Looking forward, the Egyptian public has unexpectedly diverse preferences for American Mideast policy. Virtually tied for first place are “pushing for a solution to the Palestinian-Israeli conflict” (36%) and “promoting democracy and human rights in Arab countries (32%). A distant third is “doing more to resolve the conflicts in Yemen and Libya (15%), or “working to contain Iran’s influence and activities in the region (14%). For comparison, a parallel poll in Saudi Arabia this November showed quite a different rank order, with all four options tied for first as desired priorities for American policy in the region.
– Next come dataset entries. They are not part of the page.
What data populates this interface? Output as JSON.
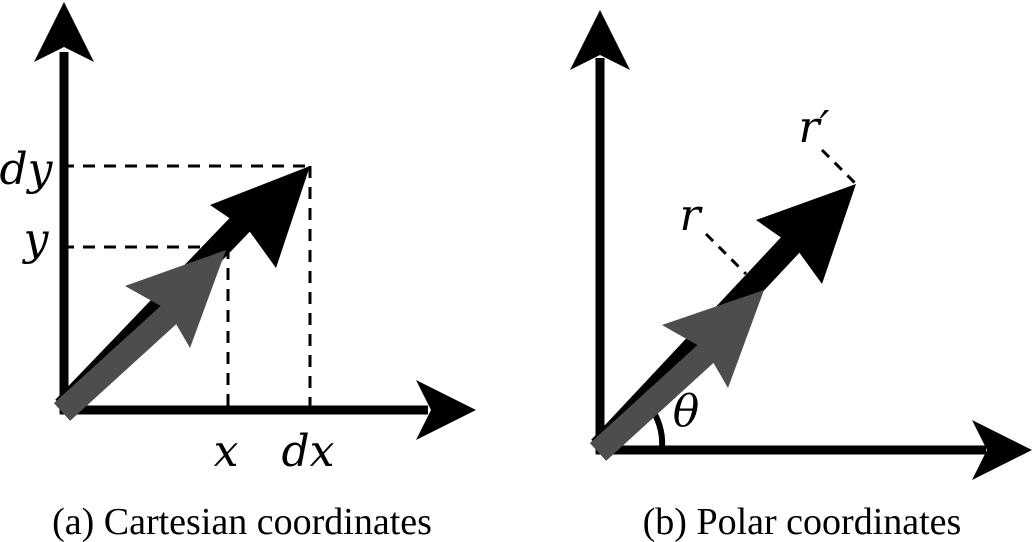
{
  "panels": [
    {
      "caption": "(a) Cartesian coordinates",
      "labels": {
        "dy": "dy",
        "y": "y",
        "x": "x",
        "dx": "dx"
      }
    },
    {
      "caption": "(b) Polar coordinates",
      "labels": {
        "r_prime": "r′",
        "r": "r",
        "theta": "θ"
      }
    }
  ],
  "colors": {
    "axis": "#000000",
    "vector_original": "#4d4d4d",
    "vector_scaled": "#000000",
    "background": "#ffffff"
  }
}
Solid Majority Say Iran Does Not Help Palestinians, and Hurts Other Arabs
Regarding Iran, in stark contrast, only 12% of Egyptians say good relations with that country are important. Furthermore, nearly two-thirds (63%) of Egyptians agree with the following tough statement: “Wherever Iran intervenes, it hurts the local Arabs and doesn’t help the Palestinians.” Two-thirds also predict that the election of Ebrahim Raisi as Iran’s president last June will have a negative impact on the region.
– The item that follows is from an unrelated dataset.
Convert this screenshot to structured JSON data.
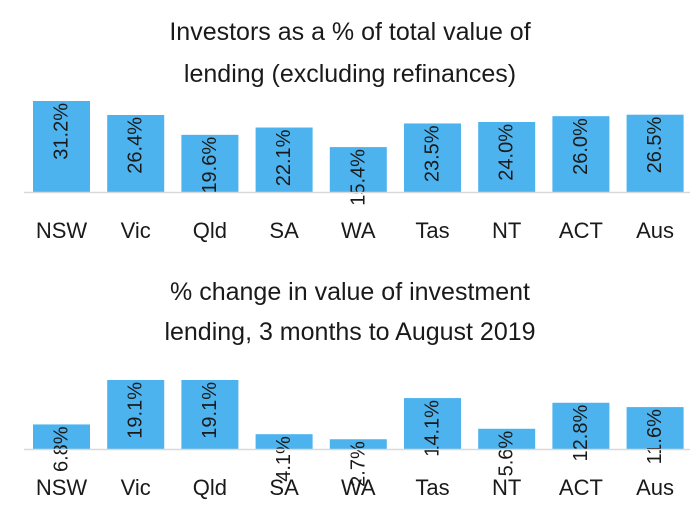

At the regional level, rapprochement with Iran or its allies also rates negatively. The majority (58%) of Egyptians disapprove of “the Saudi-Iran diplomatic talks about some understandings between them.” A larger majority (65%)—once again privately defying the Egyptian government’s latest official position—likewise predict negative effects from “the moves by some Arab governments to restore relations with (Syrian president) Assad.” By comparison, a narrow plurality (49%) of Egyptians expect “the gradual steps to improve Arab relations with Turkey” to have a positive regional impact; while not quite as many (40%) dispute that view.
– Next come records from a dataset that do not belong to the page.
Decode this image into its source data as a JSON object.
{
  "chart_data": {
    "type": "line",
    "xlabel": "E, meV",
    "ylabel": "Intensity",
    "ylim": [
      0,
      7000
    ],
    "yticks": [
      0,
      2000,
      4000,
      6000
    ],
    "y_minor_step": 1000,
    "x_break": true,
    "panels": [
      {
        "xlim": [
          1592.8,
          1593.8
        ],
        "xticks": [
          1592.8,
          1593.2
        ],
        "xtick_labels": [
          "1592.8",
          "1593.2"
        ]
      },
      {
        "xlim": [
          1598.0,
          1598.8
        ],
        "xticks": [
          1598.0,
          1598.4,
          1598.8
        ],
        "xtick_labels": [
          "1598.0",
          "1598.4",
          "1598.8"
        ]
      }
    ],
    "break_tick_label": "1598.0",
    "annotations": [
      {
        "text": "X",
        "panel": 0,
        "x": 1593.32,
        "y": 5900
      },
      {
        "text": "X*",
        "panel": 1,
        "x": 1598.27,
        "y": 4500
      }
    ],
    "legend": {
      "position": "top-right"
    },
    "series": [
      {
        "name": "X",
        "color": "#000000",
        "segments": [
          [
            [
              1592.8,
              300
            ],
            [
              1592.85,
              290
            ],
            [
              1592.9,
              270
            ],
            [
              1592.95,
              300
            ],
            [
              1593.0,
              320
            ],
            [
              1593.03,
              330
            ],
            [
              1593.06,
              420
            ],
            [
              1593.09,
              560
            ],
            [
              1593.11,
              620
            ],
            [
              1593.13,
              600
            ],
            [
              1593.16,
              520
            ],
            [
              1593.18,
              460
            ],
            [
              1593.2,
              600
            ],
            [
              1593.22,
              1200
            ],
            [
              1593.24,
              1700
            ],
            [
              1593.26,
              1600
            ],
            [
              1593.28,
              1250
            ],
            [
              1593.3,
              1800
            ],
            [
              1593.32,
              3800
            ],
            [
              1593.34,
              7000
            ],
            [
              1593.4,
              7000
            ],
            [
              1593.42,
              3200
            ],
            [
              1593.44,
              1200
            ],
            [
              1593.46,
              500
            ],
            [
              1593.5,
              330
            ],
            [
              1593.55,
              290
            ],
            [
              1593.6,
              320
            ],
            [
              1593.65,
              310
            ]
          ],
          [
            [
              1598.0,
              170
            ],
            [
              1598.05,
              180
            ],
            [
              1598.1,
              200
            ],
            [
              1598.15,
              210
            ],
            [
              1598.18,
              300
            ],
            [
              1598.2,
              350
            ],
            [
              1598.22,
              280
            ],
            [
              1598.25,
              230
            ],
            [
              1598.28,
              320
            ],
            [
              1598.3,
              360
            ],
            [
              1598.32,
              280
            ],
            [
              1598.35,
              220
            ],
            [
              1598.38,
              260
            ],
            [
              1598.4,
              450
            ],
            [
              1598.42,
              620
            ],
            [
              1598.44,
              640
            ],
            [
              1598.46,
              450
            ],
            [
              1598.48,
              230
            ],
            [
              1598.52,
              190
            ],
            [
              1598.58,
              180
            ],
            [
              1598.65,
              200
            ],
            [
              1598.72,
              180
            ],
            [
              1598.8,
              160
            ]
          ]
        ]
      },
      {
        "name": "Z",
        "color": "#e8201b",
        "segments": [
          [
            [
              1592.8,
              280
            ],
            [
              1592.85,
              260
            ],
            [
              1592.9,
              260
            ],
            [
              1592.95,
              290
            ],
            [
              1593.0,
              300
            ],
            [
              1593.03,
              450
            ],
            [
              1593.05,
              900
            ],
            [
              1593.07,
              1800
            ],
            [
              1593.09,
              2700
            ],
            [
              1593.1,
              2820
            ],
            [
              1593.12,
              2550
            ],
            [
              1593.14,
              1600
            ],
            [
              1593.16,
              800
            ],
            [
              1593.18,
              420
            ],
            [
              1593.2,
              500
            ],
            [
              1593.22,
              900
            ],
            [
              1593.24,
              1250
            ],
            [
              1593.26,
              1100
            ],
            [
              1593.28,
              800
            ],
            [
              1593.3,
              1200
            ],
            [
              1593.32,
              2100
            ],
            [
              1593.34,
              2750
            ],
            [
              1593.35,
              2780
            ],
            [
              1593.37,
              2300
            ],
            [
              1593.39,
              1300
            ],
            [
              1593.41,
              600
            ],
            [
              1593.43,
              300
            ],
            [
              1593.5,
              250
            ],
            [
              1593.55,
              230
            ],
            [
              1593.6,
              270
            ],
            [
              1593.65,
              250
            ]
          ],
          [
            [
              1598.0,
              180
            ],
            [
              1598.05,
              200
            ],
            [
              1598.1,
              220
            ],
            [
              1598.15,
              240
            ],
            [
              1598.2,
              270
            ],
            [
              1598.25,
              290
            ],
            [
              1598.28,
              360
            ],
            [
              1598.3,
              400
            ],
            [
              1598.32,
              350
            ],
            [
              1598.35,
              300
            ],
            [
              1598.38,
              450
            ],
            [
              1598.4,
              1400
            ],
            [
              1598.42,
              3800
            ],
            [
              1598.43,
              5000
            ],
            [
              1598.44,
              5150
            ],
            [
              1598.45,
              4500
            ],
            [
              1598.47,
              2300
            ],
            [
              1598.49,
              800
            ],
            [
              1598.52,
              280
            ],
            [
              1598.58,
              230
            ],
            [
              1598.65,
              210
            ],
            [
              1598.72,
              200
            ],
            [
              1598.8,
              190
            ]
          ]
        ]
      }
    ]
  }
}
Normalization with Israel Gets Very Little Support, But Some Changes Register
Notably, the percentage of Egyptians with a positive view of Israel’s new peace accords with other Arab countries has declined over the past year, from 25% in November 2020 to just 12% today. This may reflect the lingering impact of the May 2021 war between Israel and Hamas in Gaza and concomitant violence around the Holy Places in Jerusalem, both of which got typically heavy-handed coverage on Egyptian media. That very low proportion of support also applies to other questions about normalization with Israel: only 12% of Egyptians supported “sports or business contacts with Israelis,” and only 13% supported “the recent conference in Erbil, Iraq that called for peace with Israel.”
On a somewhat brighter note, around a quarter of Egyptians voice a favorable opinion about “the replacement of Netanyahu as Israel’s prime minister.” About the same percentage also say “recent economic deals between Israel, Egypt and Jordan” will have a positive impact on the region. Because both of these developments are likely to last, at least for a while, such indicators of potential attitudinal changes will be well worth watching in the coming year.